WMT 2016 Shared Task on Bilingual Document Alignment

Event Notification Type: 
Call for Participation
Abbreviated Title: 
Location: 
ACL 2016
State: 
Country: 
Germany
City: 
Berlin
Contact: 
Christian Buck
Philipp Koehn
Submission Deadline: 
Monday, 2 May 2016

========================================================
WMT 2016 Shared Task on Bilingual Document Alignment
========================================================

Website: http://www.statmt.org/wmt16/bilingual-task.html
At WMT 2016 (collocated with ACL 2016)

Parallel corpora are especially important for statistical machine
translation, but so far the collection of such data within the
academic research community has been ad hoc and limited
in scale. To promote this research problem within we organize
a shared task on aligning bilingual documents from crawled
web sites.

More details can be found below, and on our website:
http://www.statmt.org/wmt16/bilingual-task.html

Important Dates:

Release of training data: February 12, 2016
Release of test data: April 11, 2016
Results submission deadline: May 2, 2016
Paper submission deadline: May 8, 2016
Notification of acceptance: June 5, 2016
Camera-ready deadline: June 22, 2016

=========================
Detailed Task Description
=========================

The task is to align French web pages to English web pages
for a given crawled webdomain (a set of web pages under a fully
qualified domain name - FWDN).

TRAINING DATA:
For the crawled data we provide one file per webdomain in .lett format
adapted from Bitextor. This a plain text format with one line per page.
Each line consists of 6 tab-separated values:

Language ID (e.g. en)
Mime type (always text/html)
Encoding (always charset=utf-8)
URL
HTML in Base64 encoding
Text in Base64 encoding

We make sure that the language id is reliable, at least for the
documents in the train and test pairs. We also ensure that all
known pairs have been crawled and no URLs are missing
from the crawls.

Text extraction was performed using an HTML5 parser. As the
original HTML pages are available, participants are welcome
to implement their own text extraction, for example to remove
boilerplate.

To facilitate use of the .lett files we provide a simple reader
class in Python.

Additionally, we have identified spans of French text for which
we produced English translations using MT. These translations
are not part of the lett files but provided separately.

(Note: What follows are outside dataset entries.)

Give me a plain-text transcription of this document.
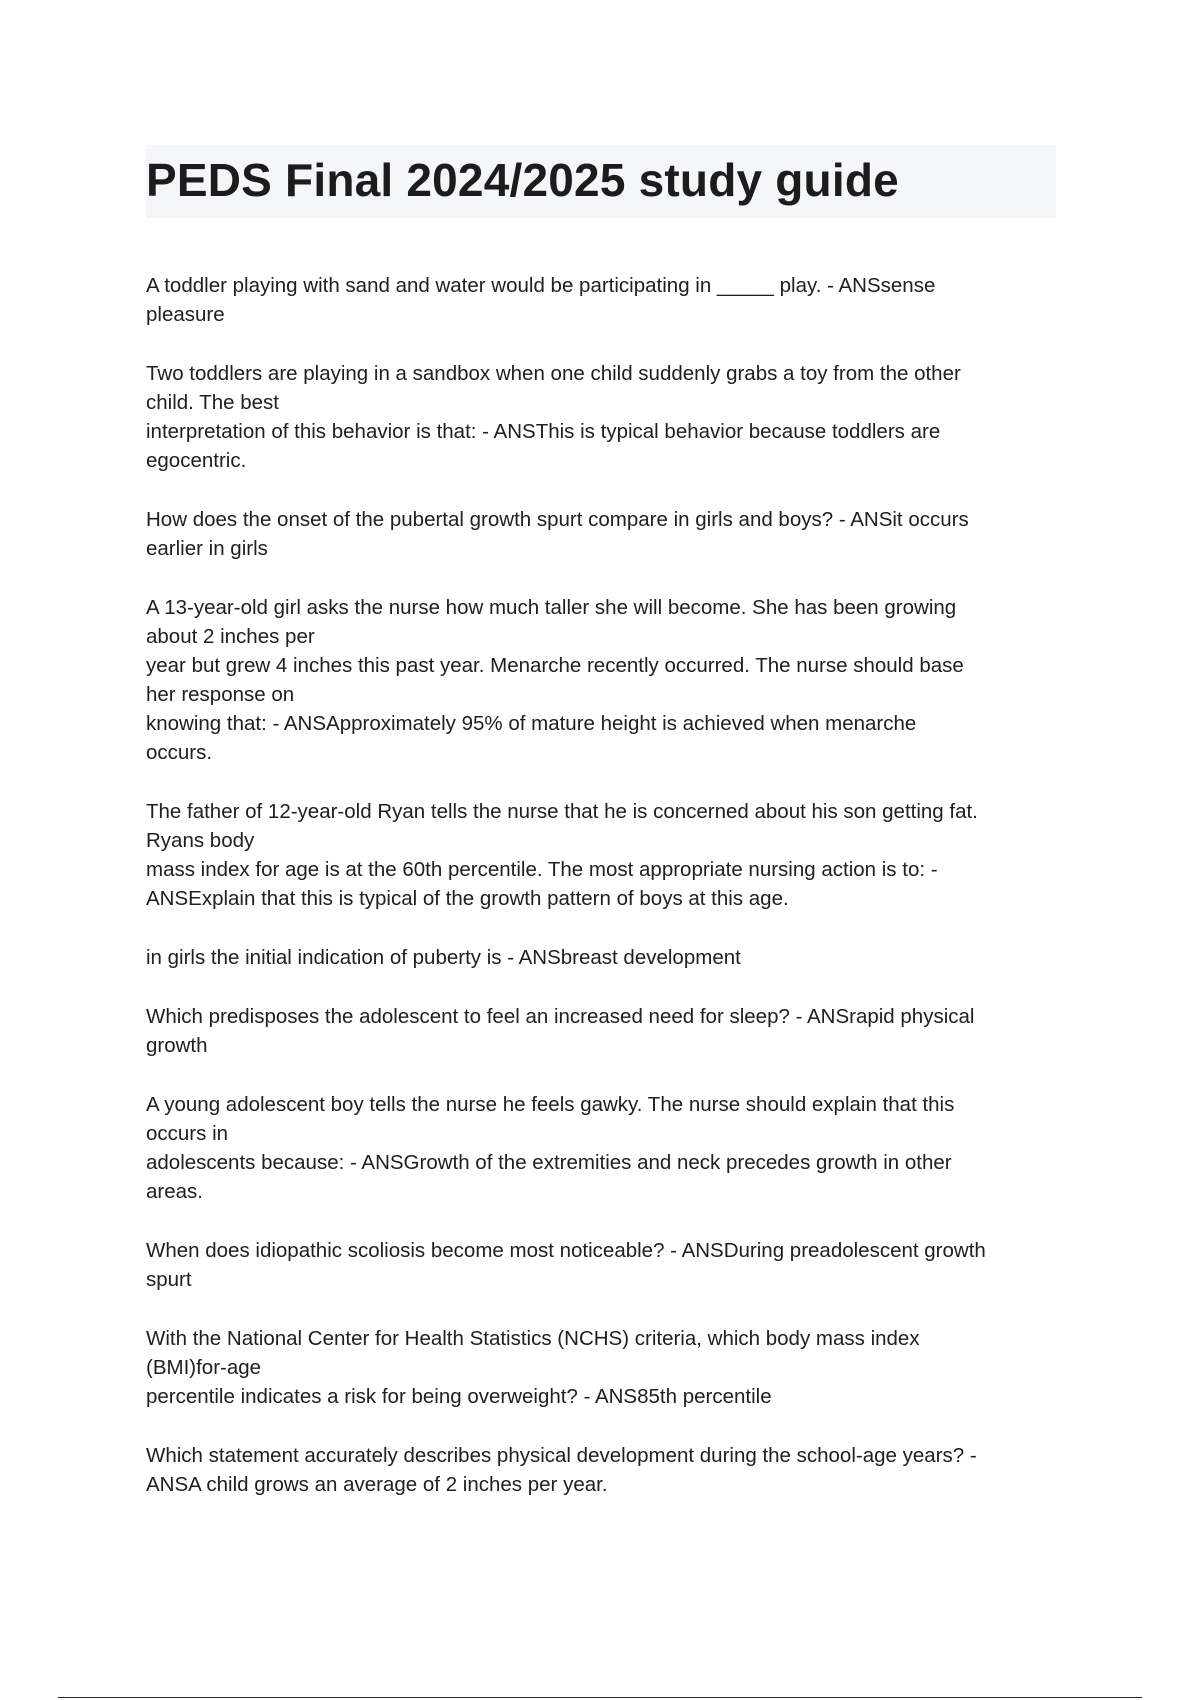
PEDS Final 2024/2025 study guide

A toddler playing with sand and water would be participating in _____ play. - ANSsense
pleasure

Two toddlers are playing in a sandbox when one child suddenly grabs a toy from the other
child. The best
interpretation of this behavior is that: - ANSThis is typical behavior because toddlers are
egocentric.

How does the onset of the pubertal growth spurt compare in girls and boys? - ANSit occurs
earlier in girls

A 13-year-old girl asks the nurse how much taller she will become. She has been growing
about 2 inches per
year but grew 4 inches this past year. Menarche recently occurred. The nurse should base
her response on
knowing that: - ANSApproximately 95% of mature height is achieved when menarche
occurs.

The father of 12-year-old Ryan tells the nurse that he is concerned about his son getting fat.
Ryans body
mass index for age is at the 60th percentile. The most appropriate nursing action is to: -
ANSExplain that this is typical of the growth pattern of boys at this age.

in girls the initial indication of puberty is - ANSbreast development

Which predisposes the adolescent to feel an increased need for sleep? - ANSrapid physical
growth

A young adolescent boy tells the nurse he feels gawky. The nurse should explain that this
occurs in
adolescents because: - ANSGrowth of the extremities and neck precedes growth in other
areas.

When does idiopathic scoliosis become most noticeable? - ANSDuring preadolescent growth
spurt

With the National Center for Health Statistics (NCHS) criteria, which body mass index
(BMI)for-age
percentile indicates a risk for being overweight? - ANS85th percentile

Which statement accurately describes physical development during the school-age years? -
ANSA child grows an average of 2 inches per year.
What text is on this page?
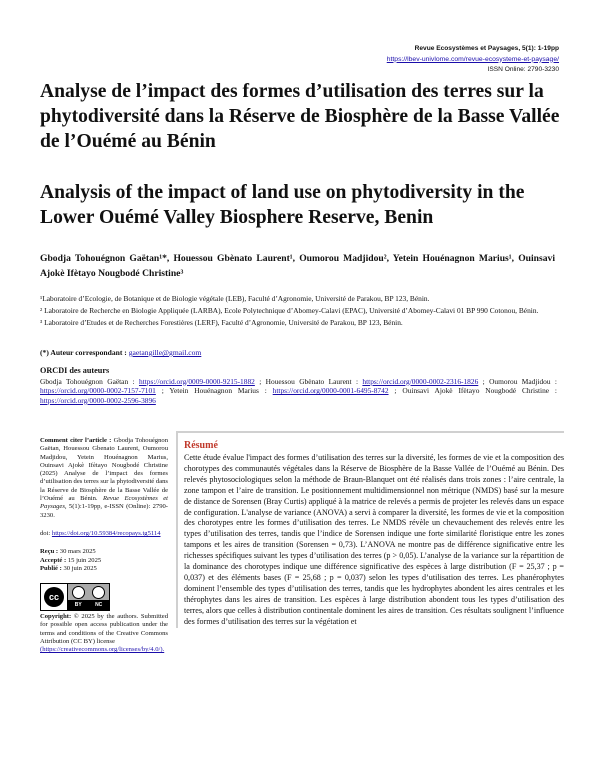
Revue Ecosystèmes et Paysages, 5(1): 1-19pp
https://lbev-univlome.com/revue-ecosysteme-et-paysage/
ISSN Online: 2790-3230
Analyse de l’impact des formes d’utilisation des terres sur la phytodiversité dans la Réserve de Biosphère de la Basse Vallée de l’Ouémé au Bénin
Analysis of the impact of land use on phytodiversity in the Lower Ouémé Valley Biosphere Reserve, Benin
Gbodja Tohouégnon Gaëtan¹*, Houessou Gbènato Laurent¹, Oumorou Madjidou², Yetein Houénagnon Marius¹, Ouinsavi Ajokè Ifètayo Nougbodé Christine³

¹Laboratoire d’Ecologie, de Botanique et de Biologie végétale (LEB), Faculté d’Agronomie, Université de Parakou, BP 123, Bénin.

² Laboratoire de Recherche en Biologie Appliquée (LARBA), Ecole Polytechnique d’Abomey-Calavi (EPAC), Université d’Abomey-Calavi 01 BP 990 Cotonou, Bénin.

³ Laboratoire d’Etudes et de Recherches Forestières (LERF), Faculté d’Agronomie, Université de Parakou, BP 123, Bénin.

(*) Auteur correspondant : gaetangille@gmail.com
ORCDI des auteurs

Gbodja Tohouégnon Gaëtan : https://orcid.org/0009-0000-9215-1882 ; Houessou Gbènato Laurent : https://orcid.org/0000-0002-2316-1826 ; Oumorou Madjidou : https://orcid.org/0000-0002-7157-7101 ; Yetein Houénagnon Marius : https://orcid.org/0000-0001-6495-8742 ; Ouinsavi Ajokè Ifètayo Nougbodé Christine : https://orcid.org/0000-0002-2596-3896

Comment citer l’article : Gbodja Tohouégnon Gaëtan, Houessou Gbenato Laurent, Oumorou Madjidou, Yetein Houénagnon Marius, Ouinsavi Ajokè Ifètayo Nougbodé Christine (2025) Analyse de l’impact des formes d’utilisation des terres sur la phytodiversité dans la Réserve de Biosphère de la Basse Vallée de l’Ouémé au Bénin. Revue Ecosystèmes et Paysages, 5(1):1-19pp, e-ISSN (Online): 2790-3230.

doi: https://doi.org/10.59384/recopays.tg5114

Reçu : 30 mars 2025
Accepté : 15 juin 2025
Publié : 30 juin 2025

cc
BY	NC

Copyright: © 2025 by the authors. Submitted for possible open access publication under the terms and conditions of the Creative Commons Attribution (CC BY) license
(https://creativecommons.org/licenses/by/4.0/).

Résumé

Cette étude évalue l'impact des formes d’utilisation des terres sur la diversité, les formes de vie et la composition des chorotypes des communautés végétales dans la Réserve de Biosphère de la Basse Vallée de l’Ouémé au Bénin. Des relevés phytosociologiques selon la méthode de Braun-Blanquet ont été réalisés dans trois zones : l’aire centrale, la zone tampon et l’aire de transition. Le positionnement multidimensionnel non métrique (NMDS) basé sur la mesure de distance de Sorensen (Bray Curtis) appliqué à la matrice de relevés a permis de projeter les relevés dans un espace de configuration. L'analyse de variance (ANOVA) a servi à comparer la diversité, les formes de vie et la composition des chorotypes entre les formes d’utilisation des terres. Le NMDS révèle un chevauchement des relevés entre les types d’utilisation des terres, tandis que l’indice de Sorensen indique une forte similarité floristique entre les zones tampons et les aires de transition (Sorensen = 0,73). L’ANOVA ne montre pas de différence significative entre les richesses spécifiques suivant les types d’utilisation des terres (p > 0,05). L’analyse de la variance sur la répartition de la dominance des chorotypes indique une différence significative des espèces à large distribution (F = 25,37 ; p = 0,037) et des éléments bases (F = 25,68 ; p = 0,037) selon les types d’utilisation des terres. Les phanérophytes dominent l’ensemble des types d’utilisation des terres, tandis que les hydrophytes abondent les aires centrales et les thérophytes dans les aires de transition. Les espèces à large distribution abondent tous les types d’utilisation des terres, alors que celles à distribution continentale dominent les aires de transition. Ces résultats soulignent l’influence des formes d’utilisation des terres sur la végétation et
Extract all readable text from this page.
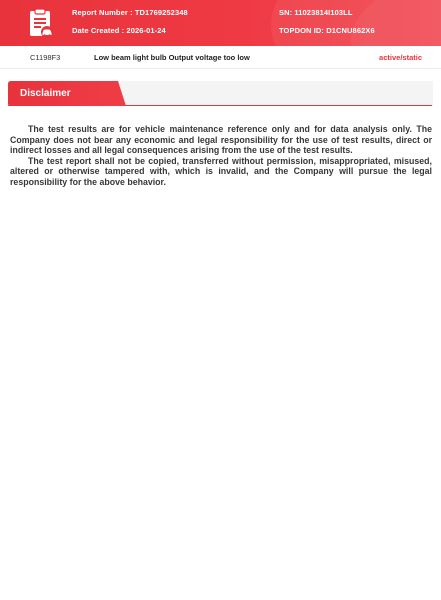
Report Number : TD1769252348
Date Created : 2026-01-24
SN: 11023814I103LL
TOPDON ID: D1CNU862X6
C1198F3	Low beam light bulb Output voltage too low	active/static
Disclaimer

The test results are for vehicle maintenance reference only and for data analysis only. The Company does not bear any economic and legal responsibility for the use of test results, direct or indirect losses and all legal consequences arising from the use of the test results.

The test report shall not be copied, transferred without permission, misappropriated, misused, altered or otherwise tampered with, which is invalid, and the Company will pursue the legal responsibility for the above behavior.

As part of the training data we provide a set of 1,624 correctly
aligned EN-FR pairs from 49 webdomains. The number of pairs per
webdomain varies between 4 and over 200. All pairs are from within
a single webdomain, possible matches between two different
webdomains, e.g. siemens.de and siemens.com, are not considered
in this task.

Answer keys are given in the format
Source_URLTarget_URL

TEST SET:
For testing, we will provide additional crawls of new webdomains,
distinct from the ones in the training data in the same format. For
these no known pairs will be provided. Because the full
set of valid document pairs is unknown evaluation we be based
entirely on precision on an annotated subset of correctly aligned
pairs.

Participants are expected to produce a list of possible pairings in
the format of the training data. Each source url may be matched
with at most one target url and visa-versa. Should a URL occur
repeatedly, later occurrences are ignored. We provide an evaluation
script to assess performance during development.

BASELINE:
We provide a simple baseline method based on URL matching.

Training data and baseline method are available at
http://www.statmt.org/wmt16/bilingual-task.html

ORGANIZERS:
Christian Buck, University of Edinburgh
Philipp Koehn, Johns Hopkins University

ACKNOWLEDGMENT:
This shared task received support from a Google Faculty Research Award.